Veryan Allen has a neat riposte to anybody who claims that
the meltdown at Bear Stearns’ credit funds shows how dangerous hedge funds can
be: the Bear Stearns funds weren’t
hedge funds!
Allen has a classic ex post definition of what a hedge fund is. Real
hedge funds, he says, make money in up markets and in down markets. So if you
lose lots of money in a down market, you weren’t a hedge fund at all. It all
seems wonderfully sophistic, but Allen does have two very good points.
Firstly, a hedge fund should not be a "leveraged beta bundler" –
something which levers upside returns at the cost of levering downside returns
as well. And secondly, you can’t hedge the exposure you have to illiquid instruments
by buying a more liquid offsetting position.
Bear Stearns was leveraged long CDOs of illiquid securities and "hedged"

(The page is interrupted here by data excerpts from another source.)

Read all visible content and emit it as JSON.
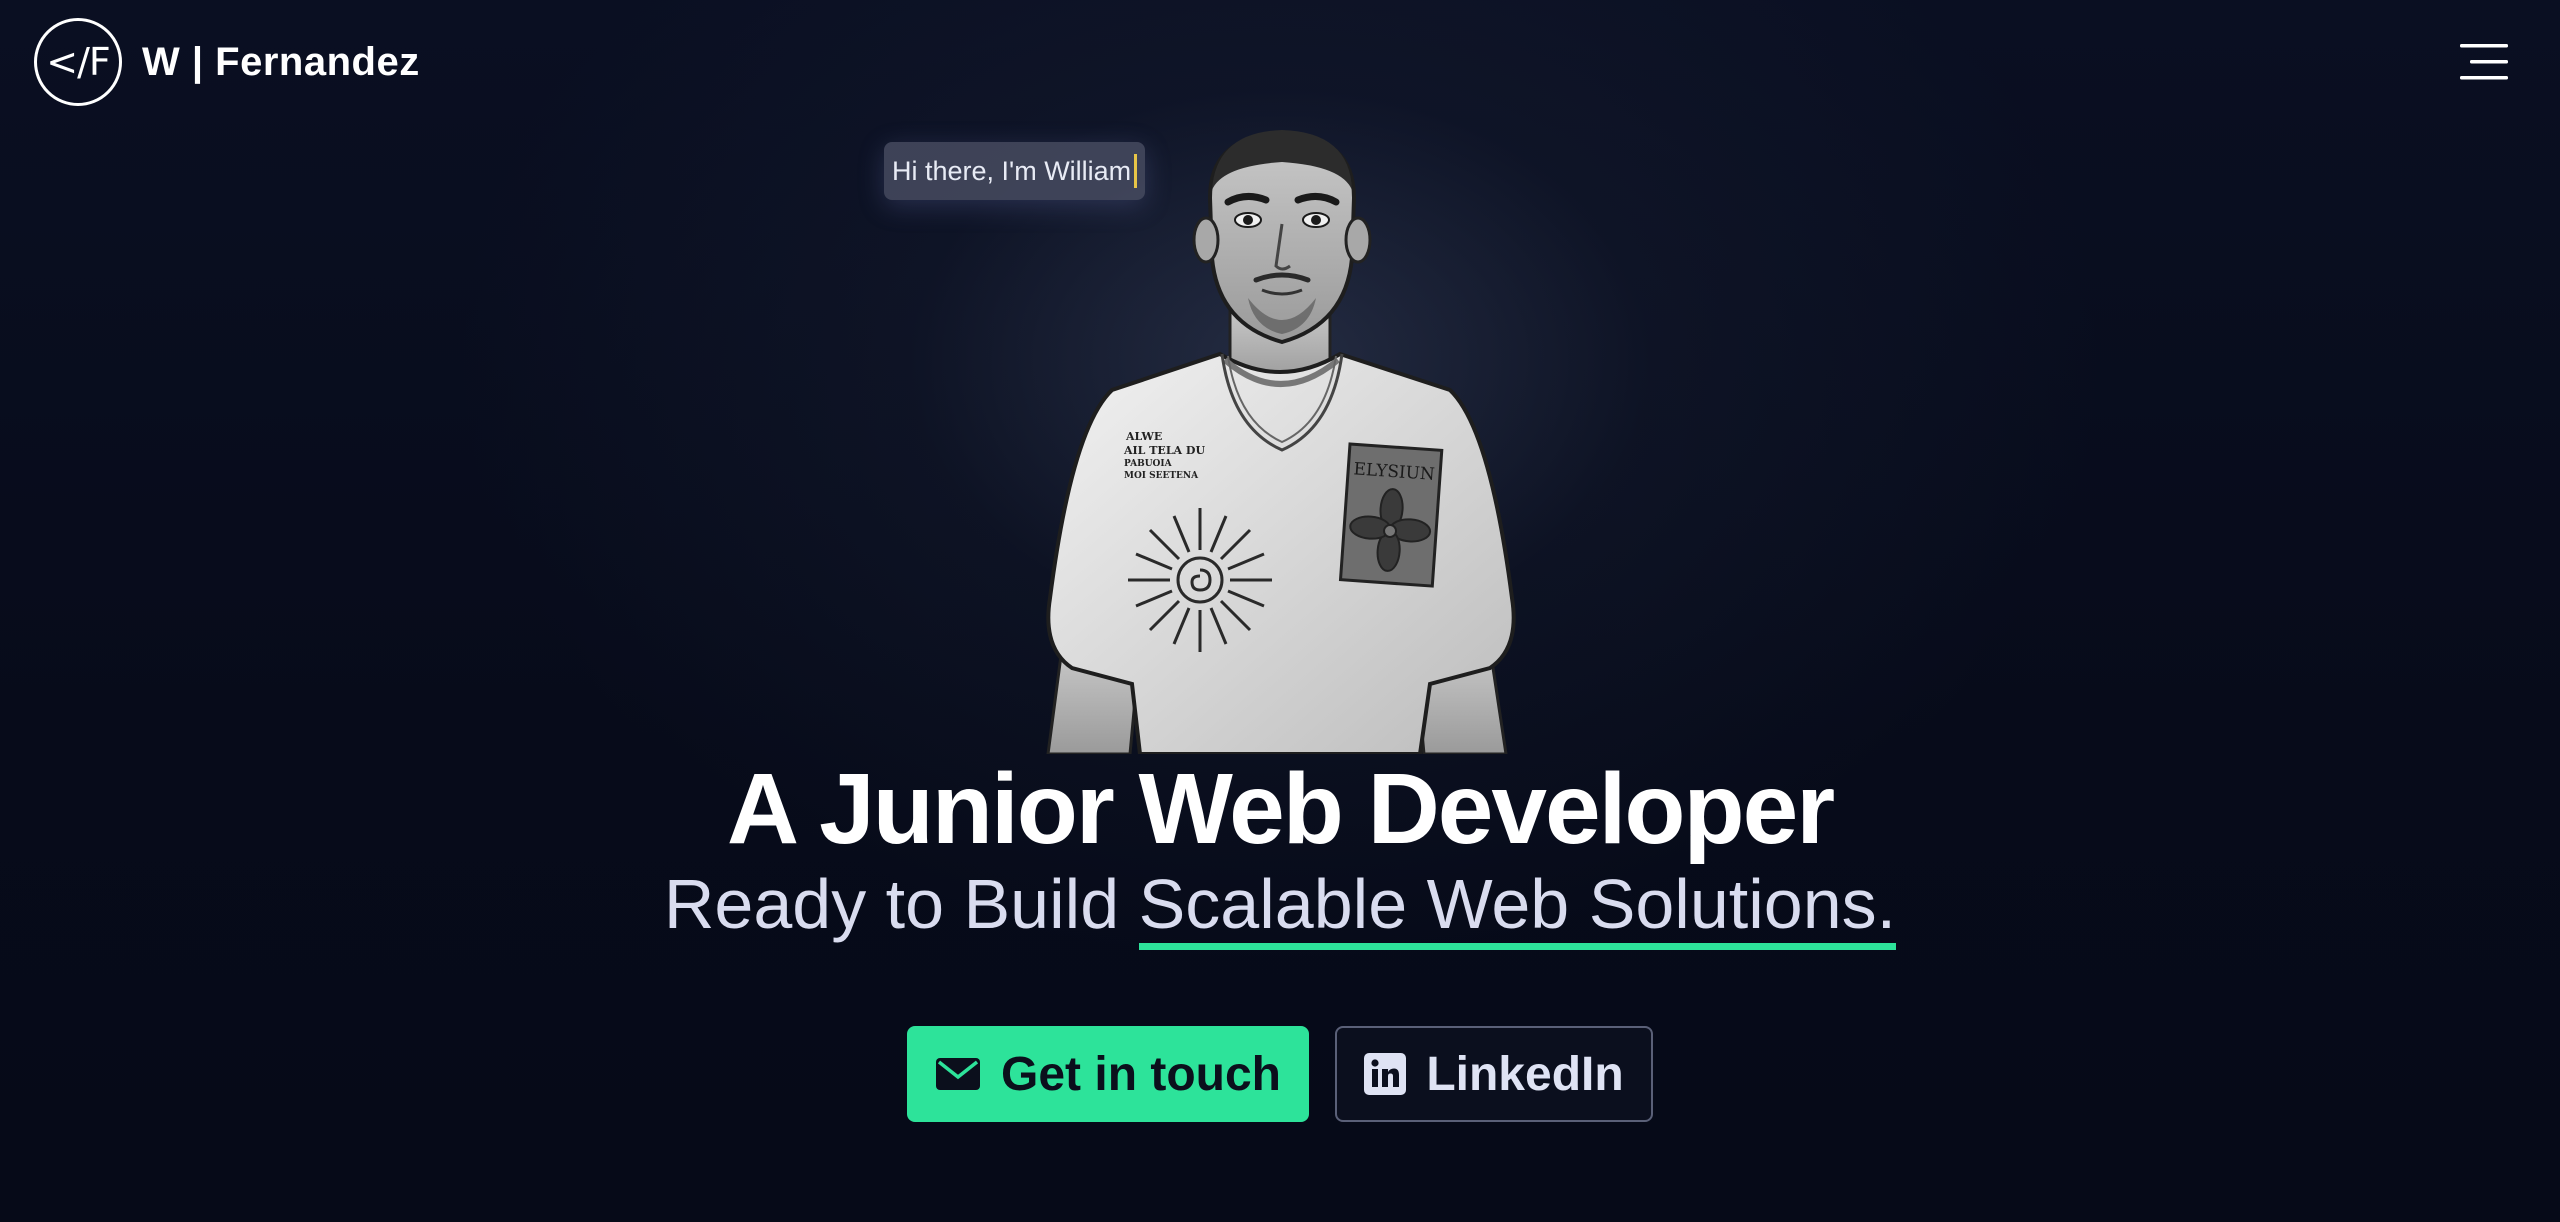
{
  "header": {
    "logo_text": "</F",
    "brand_name": "W | Fernandez",
    "menu_icon": "hamburger-menu-icon"
  },
  "hero": {
    "greeting": "Hi there, I'm William",
    "portrait_alt": "Illustrated portrait of William",
    "headline": "A Junior Web Developer",
    "subline_prefix": "Ready to Build ",
    "subline_highlight": "Scalable Web Solutions.",
    "shirt_text_left": [
      "ALWE",
      "AIL TELA DU",
      "PABUOIA",
      "MOI SEETENA"
    ],
    "shirt_patch_text": "ELYSIUN"
  },
  "cta": {
    "primary_label": "Get in touch",
    "primary_icon": "envelope-icon",
    "secondary_label": "LinkedIn",
    "secondary_icon": "linkedin-icon"
  },
  "colors": {
    "background": "#070b1a",
    "accent": "#2de39a",
    "text": "#ffffff",
    "subtext": "#d9dcef"
  }
}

by shorting liquid ABX indices. As with similar problems in the past, BSC
was long illiquid, short liquid. If a fund is leveraged and can only sell
to a limited number of counterparties who KNOW it has a problem, getting out
becomes difficult…
There is nothing inherently wrong with investing in "untraded" assets
provided the risk-adjusted returns are sufficient to compensate. In bearish
credit conditions ideally you usually want to be long the liquid and short
the illiquid but weaker credit funds and less experienced managers do the
opposite…
Just as with LTCM, being long the illiquid and short the liquid works well
until the market reverses and then years of consistently positive months get
given back in one massively negative month. Leverage, liquidity and valuation
risks are ONLY worth taking if you are compensated for those risks and plainly
this was not the case.
The irony here is that on this logic, which is unassailable, investors in synthetic
CDOs are actually much better off than investors in the "real thing".
A synthetic CDO is made up of liquid and unwindable credit derivatives, and
so long as the manager of the CDO has a halfways decent risk management system,
it shouldn’t find itself with sudden unexpected losses, since it’s relatively
easy to mark the contents of the CDO to market. On the other hand, a CDO filled
with untraded tranches of illiquid mortgage-backed securities might implode
quite suddenly.
Of course, all of these instruments, synthetic or not, are still much more
illiquid than even the illiquid securities that LTCM was investing in (Russian
GKOs, off-the-run Treasury bonds, that sort of thing). Liquidity is relative,
and the mortgage-backed CDS market has yet to be tested by a sustained bout
of bearishness. For the time being, however, I bet that Ralph Cioffi
is wishing he’d had more derivatives in his fund, not fewer.